Ben Bernanke's Paper Dollar Embodies Systemic Risk

The paper dollar is now the single most important source of systemic risk to the financial system, the world economy, and the security of the American people.

That is the lesson of the past 100 years that Federal Reserve Chairman Ben Bernanke did not teach during his four lectures at George Washington University’s Graduate School of Business. Instead, he celebrated the importance of the extraordinary powers he and his fellow governors have to manipulate interest rates and the value of the dollar in the name of economic growth and stability.

In so doing, he ignored completely that the ever growing need for heroic interventions by the Fed is itself being created by the paper dollar system he celebrates.

This failure is all the more telling because Mr. Bernanke states up front that central banks perform two critical functions: The first is to “achieve macroeconomic stability.” By that, he generally means “stable growth in the economy, avoiding big swings, recessions and the like, and keeping inflation low and stable.” The second is to provide “financial stability” by either trying to prevent or mitigate financial panics or financial crises.
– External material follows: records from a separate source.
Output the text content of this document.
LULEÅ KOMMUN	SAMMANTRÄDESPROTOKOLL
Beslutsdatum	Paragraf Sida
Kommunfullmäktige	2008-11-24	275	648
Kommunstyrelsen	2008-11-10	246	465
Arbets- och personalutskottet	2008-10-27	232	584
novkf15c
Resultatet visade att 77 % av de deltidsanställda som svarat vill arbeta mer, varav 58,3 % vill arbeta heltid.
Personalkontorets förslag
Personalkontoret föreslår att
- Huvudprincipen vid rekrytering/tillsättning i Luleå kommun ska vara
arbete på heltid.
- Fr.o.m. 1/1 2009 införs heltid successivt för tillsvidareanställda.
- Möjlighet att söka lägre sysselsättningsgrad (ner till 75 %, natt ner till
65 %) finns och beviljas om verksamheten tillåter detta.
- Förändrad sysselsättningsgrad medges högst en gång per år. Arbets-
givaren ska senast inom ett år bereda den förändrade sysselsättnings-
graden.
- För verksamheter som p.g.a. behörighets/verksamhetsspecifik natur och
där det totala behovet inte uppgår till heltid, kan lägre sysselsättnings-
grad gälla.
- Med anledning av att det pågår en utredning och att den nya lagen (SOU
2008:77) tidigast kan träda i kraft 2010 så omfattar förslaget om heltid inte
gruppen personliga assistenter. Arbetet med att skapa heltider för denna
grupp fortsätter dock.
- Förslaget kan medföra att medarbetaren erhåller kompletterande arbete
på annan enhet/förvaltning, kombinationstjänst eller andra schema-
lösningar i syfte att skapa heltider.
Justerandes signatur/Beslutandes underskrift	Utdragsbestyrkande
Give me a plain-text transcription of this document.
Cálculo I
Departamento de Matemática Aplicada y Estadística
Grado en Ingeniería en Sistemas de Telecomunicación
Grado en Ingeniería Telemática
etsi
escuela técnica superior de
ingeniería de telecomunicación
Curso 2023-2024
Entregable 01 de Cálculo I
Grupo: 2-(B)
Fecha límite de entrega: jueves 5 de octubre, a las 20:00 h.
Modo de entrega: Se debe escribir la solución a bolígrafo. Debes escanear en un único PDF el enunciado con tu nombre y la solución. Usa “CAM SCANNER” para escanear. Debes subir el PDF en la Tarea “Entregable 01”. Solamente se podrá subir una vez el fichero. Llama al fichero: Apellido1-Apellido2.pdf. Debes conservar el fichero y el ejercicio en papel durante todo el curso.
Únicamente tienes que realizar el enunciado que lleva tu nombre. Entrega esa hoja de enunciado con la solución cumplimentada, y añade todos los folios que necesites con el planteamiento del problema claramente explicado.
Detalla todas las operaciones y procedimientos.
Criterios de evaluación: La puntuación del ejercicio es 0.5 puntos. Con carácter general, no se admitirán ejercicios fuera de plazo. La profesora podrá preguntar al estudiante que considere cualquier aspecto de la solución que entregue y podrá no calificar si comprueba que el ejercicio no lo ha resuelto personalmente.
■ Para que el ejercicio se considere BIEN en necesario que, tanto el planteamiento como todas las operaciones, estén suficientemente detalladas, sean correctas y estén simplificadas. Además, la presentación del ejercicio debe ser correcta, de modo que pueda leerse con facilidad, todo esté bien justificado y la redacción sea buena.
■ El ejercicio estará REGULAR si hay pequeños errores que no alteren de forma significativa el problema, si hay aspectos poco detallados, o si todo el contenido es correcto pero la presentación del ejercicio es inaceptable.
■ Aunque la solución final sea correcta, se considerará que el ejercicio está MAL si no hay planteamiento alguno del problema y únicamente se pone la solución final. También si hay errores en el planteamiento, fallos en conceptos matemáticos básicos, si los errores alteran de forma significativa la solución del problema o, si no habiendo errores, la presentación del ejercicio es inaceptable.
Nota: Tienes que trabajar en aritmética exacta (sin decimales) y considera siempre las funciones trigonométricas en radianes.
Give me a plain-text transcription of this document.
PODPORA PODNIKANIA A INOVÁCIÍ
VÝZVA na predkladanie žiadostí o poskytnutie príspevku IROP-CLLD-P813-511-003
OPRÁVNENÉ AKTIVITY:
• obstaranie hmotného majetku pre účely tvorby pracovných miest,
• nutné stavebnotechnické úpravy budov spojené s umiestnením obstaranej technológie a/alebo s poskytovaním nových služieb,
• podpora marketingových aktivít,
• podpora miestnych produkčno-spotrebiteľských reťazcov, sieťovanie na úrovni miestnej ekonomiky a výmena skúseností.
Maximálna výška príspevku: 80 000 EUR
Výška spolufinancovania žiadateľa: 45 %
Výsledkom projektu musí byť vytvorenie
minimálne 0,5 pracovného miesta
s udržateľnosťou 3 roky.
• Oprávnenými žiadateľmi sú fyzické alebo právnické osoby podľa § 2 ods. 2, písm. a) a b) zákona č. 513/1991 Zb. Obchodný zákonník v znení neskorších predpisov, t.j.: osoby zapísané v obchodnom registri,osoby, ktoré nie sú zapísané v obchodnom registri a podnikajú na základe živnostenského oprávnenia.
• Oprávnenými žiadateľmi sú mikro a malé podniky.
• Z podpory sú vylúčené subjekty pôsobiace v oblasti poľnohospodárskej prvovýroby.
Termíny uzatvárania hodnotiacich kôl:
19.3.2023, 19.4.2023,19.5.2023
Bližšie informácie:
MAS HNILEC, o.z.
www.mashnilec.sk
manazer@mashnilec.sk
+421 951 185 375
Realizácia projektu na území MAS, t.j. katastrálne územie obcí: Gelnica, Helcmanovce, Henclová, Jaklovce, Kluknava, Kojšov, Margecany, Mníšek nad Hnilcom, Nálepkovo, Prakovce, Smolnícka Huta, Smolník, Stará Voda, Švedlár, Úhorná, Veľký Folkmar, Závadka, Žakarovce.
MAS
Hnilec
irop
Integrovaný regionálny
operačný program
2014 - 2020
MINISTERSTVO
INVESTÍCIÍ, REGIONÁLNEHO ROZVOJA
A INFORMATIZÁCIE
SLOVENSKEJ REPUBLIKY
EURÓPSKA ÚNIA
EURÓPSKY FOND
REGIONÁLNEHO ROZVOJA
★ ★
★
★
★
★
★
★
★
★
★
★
On both counts, the paper dollar system in effect since the final link between the dollar and gold was broken in 1971 has failed and failed miserably when compared to the results produced under the gold standard.

Let’s begin by stipulating that we agree with Chairman Bernanke’s point that the gold standard is not a perfect monetary system. What is?

The more important question is which system, the gold standard or the paper dollar, provides more macroeconomic stability and fewer financial crises.